There is a specialist shoe designed for tap dancing, although you don’t necessarily need those for your first go. These shoes can range hugely in price and style, depending on the quality of the fabric and the style of taps (the piece on the shoe that makes the distinctive tap dancing sound) you choose.

The taps are often metal (but not always the case) and are attached to either the heel or the toe, with each tap producing its own unique sound as you move around the floor. If you are considering buying specialist shoes seek advice from an experienced dancer first, but to begin with as long as you’re wearing comfortable footwear and loose clothing, you’ll be in the right attire to get started.


Getting to know the basics

When you first begin tap dancing, there will be lots for you to take in as you have to get to grips with both the rhythm and technique.  With so many steps to remember, it will help to have an understanding of a few of them before you get started. Here are some of the most common moves first taught to tap beginners:

. Tap –Like the name suggests, it’s where you tap any part of your foot on to the floor, whether that be the heel, the toe or your tip-toe.  You keep your weight on your standing leg for this tap dancing step.

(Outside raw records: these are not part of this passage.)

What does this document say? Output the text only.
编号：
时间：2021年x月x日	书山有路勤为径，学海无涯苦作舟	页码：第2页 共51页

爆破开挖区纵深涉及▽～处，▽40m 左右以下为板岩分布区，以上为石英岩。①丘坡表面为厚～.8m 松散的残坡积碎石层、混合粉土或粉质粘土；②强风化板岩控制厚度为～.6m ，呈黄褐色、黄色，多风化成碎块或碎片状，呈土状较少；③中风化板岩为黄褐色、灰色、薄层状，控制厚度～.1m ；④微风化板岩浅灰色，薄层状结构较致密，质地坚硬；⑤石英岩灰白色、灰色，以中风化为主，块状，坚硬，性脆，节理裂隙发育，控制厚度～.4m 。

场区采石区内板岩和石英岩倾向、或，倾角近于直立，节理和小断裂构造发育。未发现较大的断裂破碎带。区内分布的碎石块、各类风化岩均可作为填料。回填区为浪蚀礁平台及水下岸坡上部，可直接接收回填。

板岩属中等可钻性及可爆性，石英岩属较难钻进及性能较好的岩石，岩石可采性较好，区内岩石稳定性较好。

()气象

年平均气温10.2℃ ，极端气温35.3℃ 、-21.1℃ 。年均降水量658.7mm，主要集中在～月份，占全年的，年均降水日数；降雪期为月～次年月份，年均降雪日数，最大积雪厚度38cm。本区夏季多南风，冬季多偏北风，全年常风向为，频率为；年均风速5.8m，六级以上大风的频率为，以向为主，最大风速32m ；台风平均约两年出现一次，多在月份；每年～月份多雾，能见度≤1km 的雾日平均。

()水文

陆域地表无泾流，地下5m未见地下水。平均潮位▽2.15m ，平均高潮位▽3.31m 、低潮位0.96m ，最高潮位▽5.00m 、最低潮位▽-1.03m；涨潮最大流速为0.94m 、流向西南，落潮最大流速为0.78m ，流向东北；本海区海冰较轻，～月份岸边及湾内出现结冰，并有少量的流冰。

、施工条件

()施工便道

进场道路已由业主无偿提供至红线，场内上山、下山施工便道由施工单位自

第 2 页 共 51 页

. Stamp – Where you put your heel and toe on the ground at the same time, shifting your weight to the foot hitting the ground.

. Stomp – Similar to a stamp, but you keep your weight focused on the other foot

. Shuffle – It’s a quick move that requires you to lift your leg up, with your toe brushing the floor, and then back again with your heel striking the ground (don’t worry, it’s easier and clearer than the description makes it seem)

. Brush – You’ll swing your leg just like you did in the shuffle, but this time only your toe will brush the floor


Once you get to grips with those basic steps, you’ll quickly go on to start combining them together for some slick tap dancing moves! Even if you don’t have the time or lack the confidence of attending a tap dancing course, it shouldn’t stop from taking up dancing, as there are options to study tap dancing online. So, in the words of the legendary Sir Bruce Forsyth, keep dancing!